More and more often, nursing homes, assisted living centers, and the like are requiring patients and their families to sign binding arbitration agreements prior to a patient’s admittance. Nursing homes do this because they do not want a jury to hear a South Carolina nursing home abuse case in which they are accused of negligently or recklessly injuring or killing a patient.

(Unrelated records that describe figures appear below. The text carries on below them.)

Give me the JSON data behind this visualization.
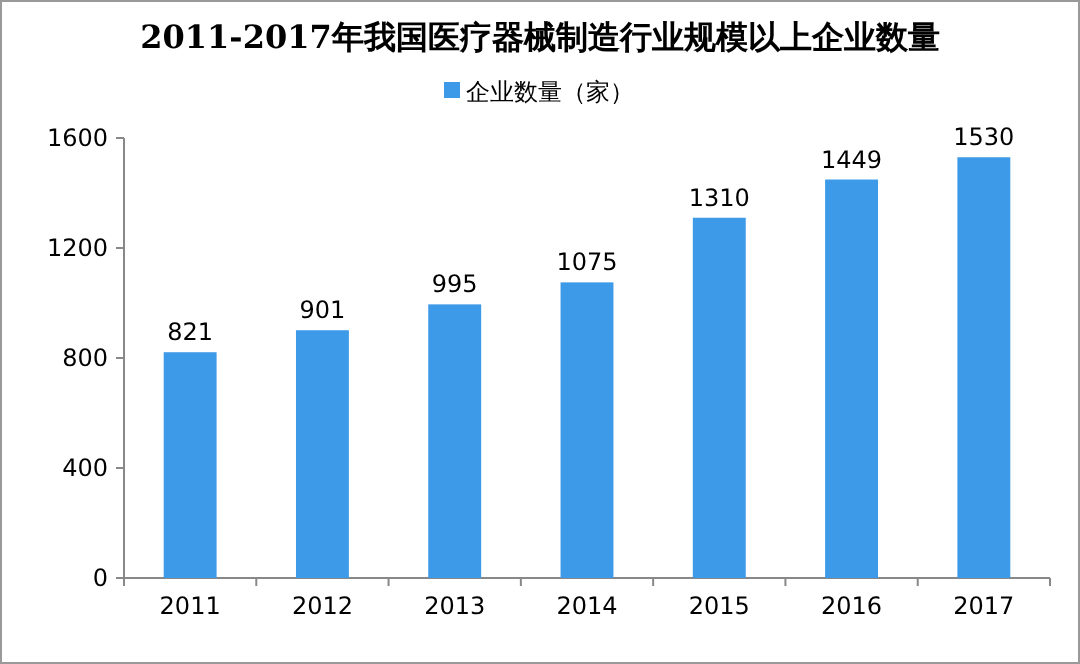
{
  "chart_data": {
    "type": "bar",
    "title": "2011-2017年我国医疗器械制造行业规模以上企业数量",
    "categories": [
      "2011",
      "2012",
      "2013",
      "2014",
      "2015",
      "2016",
      "2017"
    ],
    "series": [
      {
        "name": "企业数量（家）",
        "color": "#3d9ae8",
        "values": [
          821,
          901,
          995,
          1075,
          1310,
          1449,
          1530
        ]
      }
    ],
    "ylim": [
      0,
      1600
    ],
    "yticks": [
      0,
      400,
      800,
      1200,
      1600
    ],
    "data_labels": true,
    "legend": "top",
    "grid": false
  }
}
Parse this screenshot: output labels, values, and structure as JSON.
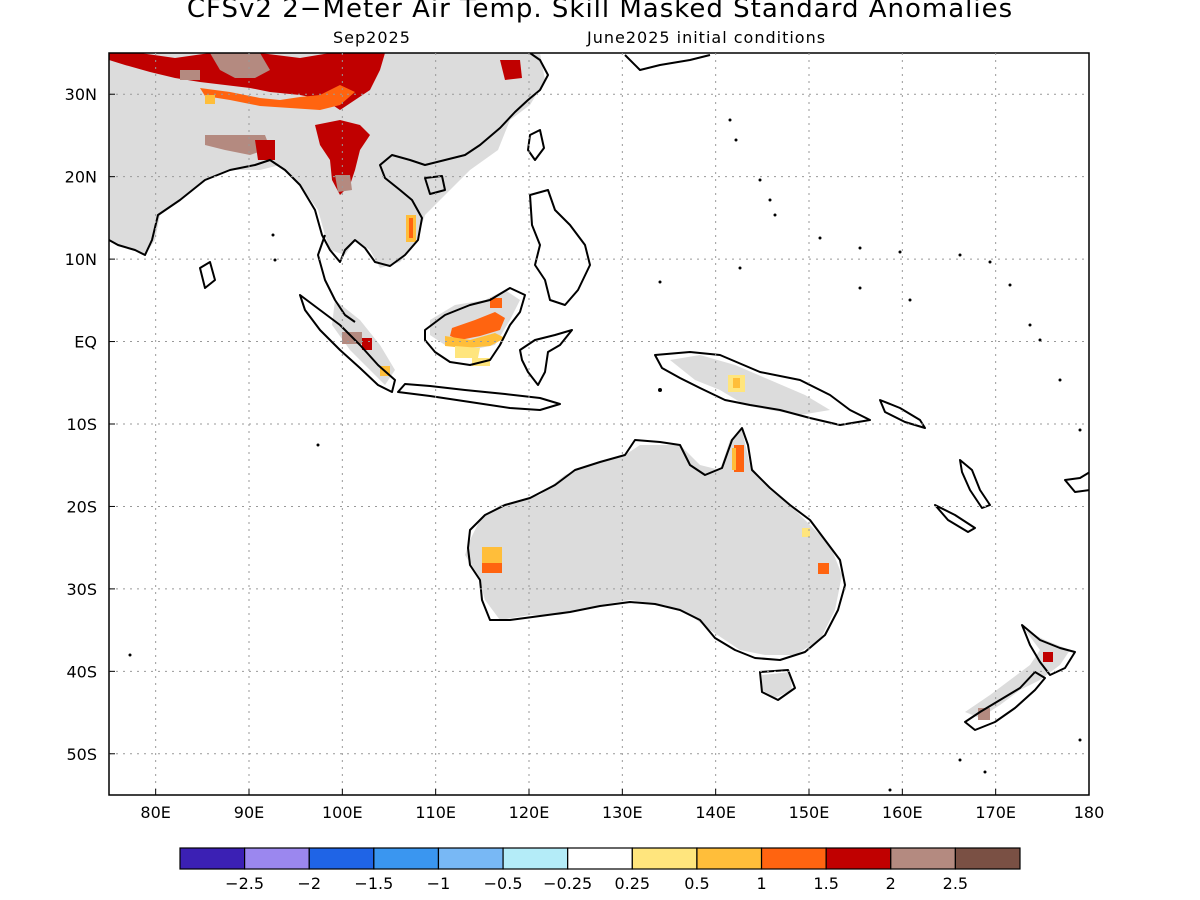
{
  "title": "CFSv2 2−Meter Air Temp. Skill Masked Standard Anomalies",
  "subtitle_month": "Sep2025",
  "subtitle_init": "June2025 initial conditions",
  "map": {
    "lon_range": [
      75,
      180
    ],
    "lat_range": [
      -55,
      35
    ],
    "lon_ticks": [
      {
        "value": 80,
        "label": "80E"
      },
      {
        "value": 90,
        "label": "90E"
      },
      {
        "value": 100,
        "label": "100E"
      },
      {
        "value": 110,
        "label": "110E"
      },
      {
        "value": 120,
        "label": "120E"
      },
      {
        "value": 130,
        "label": "130E"
      },
      {
        "value": 140,
        "label": "140E"
      },
      {
        "value": 150,
        "label": "150E"
      },
      {
        "value": 160,
        "label": "160E"
      },
      {
        "value": 170,
        "label": "170E"
      },
      {
        "value": 180,
        "label": "180"
      }
    ],
    "lat_ticks": [
      {
        "value": 30,
        "label": "30N"
      },
      {
        "value": 20,
        "label": "20N"
      },
      {
        "value": 10,
        "label": "10N"
      },
      {
        "value": 0,
        "label": "EQ"
      },
      {
        "value": -10,
        "label": "10S"
      },
      {
        "value": -20,
        "label": "20S"
      },
      {
        "value": -30,
        "label": "30S"
      },
      {
        "value": -40,
        "label": "40S"
      },
      {
        "value": -50,
        "label": "50S"
      }
    ],
    "grid": "dotted",
    "masked_land_color": "#dcdcdc",
    "land_outline_color": "#000000"
  },
  "colorbar": {
    "colors": [
      "#3b20b4",
      "#9b87ef",
      "#1f64e6",
      "#3a96f0",
      "#78b8f5",
      "#b4ecf8",
      "#ffffff",
      "#ffe57d",
      "#ffbe3a",
      "#ff6410",
      "#c00000",
      "#b48a80",
      "#7a5044"
    ],
    "labels": [
      "−2.5",
      "−2",
      "−1.5",
      "−1",
      "−0.5",
      "−0.25",
      "0.25",
      "0.5",
      "1",
      "1.5",
      "2",
      "2.5"
    ]
  },
  "anomaly_regions": [
    {
      "name": "tibet-south-asia-north",
      "class": 11,
      "color": "#c00000"
    },
    {
      "name": "yunnan-myanmar",
      "class": 11,
      "color": "#c00000"
    },
    {
      "name": "sichuan",
      "class": 12,
      "color": "#b48a80"
    },
    {
      "name": "east-china",
      "class": 11,
      "color": "#c00000"
    },
    {
      "name": "vietnam-coast",
      "class": 9,
      "color": "#ffbe3a"
    },
    {
      "name": "sumatra",
      "class": 12,
      "color": "#b48a80"
    },
    {
      "name": "borneo",
      "class": 10,
      "color": "#ff6410"
    },
    {
      "name": "new-guinea",
      "class": 8,
      "color": "#ffe57d"
    },
    {
      "name": "cape-york",
      "class": 10,
      "color": "#ff6410"
    },
    {
      "name": "western-australia",
      "class": 9,
      "color": "#ffbe3a"
    },
    {
      "name": "queensland-coast",
      "class": 10,
      "color": "#ff6410"
    },
    {
      "name": "new-zealand-north",
      "class": 11,
      "color": "#c00000"
    },
    {
      "name": "new-zealand-south",
      "class": 12,
      "color": "#b48a80"
    }
  ]
}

Fortunately, not all of attempts to deprive a patient or his or her family of their day in court are successful.
Facts of the Case
In a recent case, the plaintiff was the niece and personal representatives of the estate of a man who allegedly died due to the negligence of the defendant skilled nursing facility in 2013. (The plaintiff was also the personal representative of the decedent’s statutory beneficiaries.) The defendant sought to compel arbitration of the plaintiffs’ claims based upon an arbitration agreement allegedly signed by the niece, who allegedly signed the agreement (along with other admission documentation) pursuant to a durable power of attorney for finance and a durable health care power of attorney (neither of which were recorded at the time that the documents were signed). (Notably, the defendant’s initial evaluation of the decedent showed that he possessed intact mental functioning and was alert to time, place, and situation.)
The Spartanburg County Circuit Court declined the defendant’s motion to compel arbitration of the plaintiff’s wrongful death and survival actions, holding that the decedent’s niece lacked the authority to execute the admission documents upon which the defendant relied.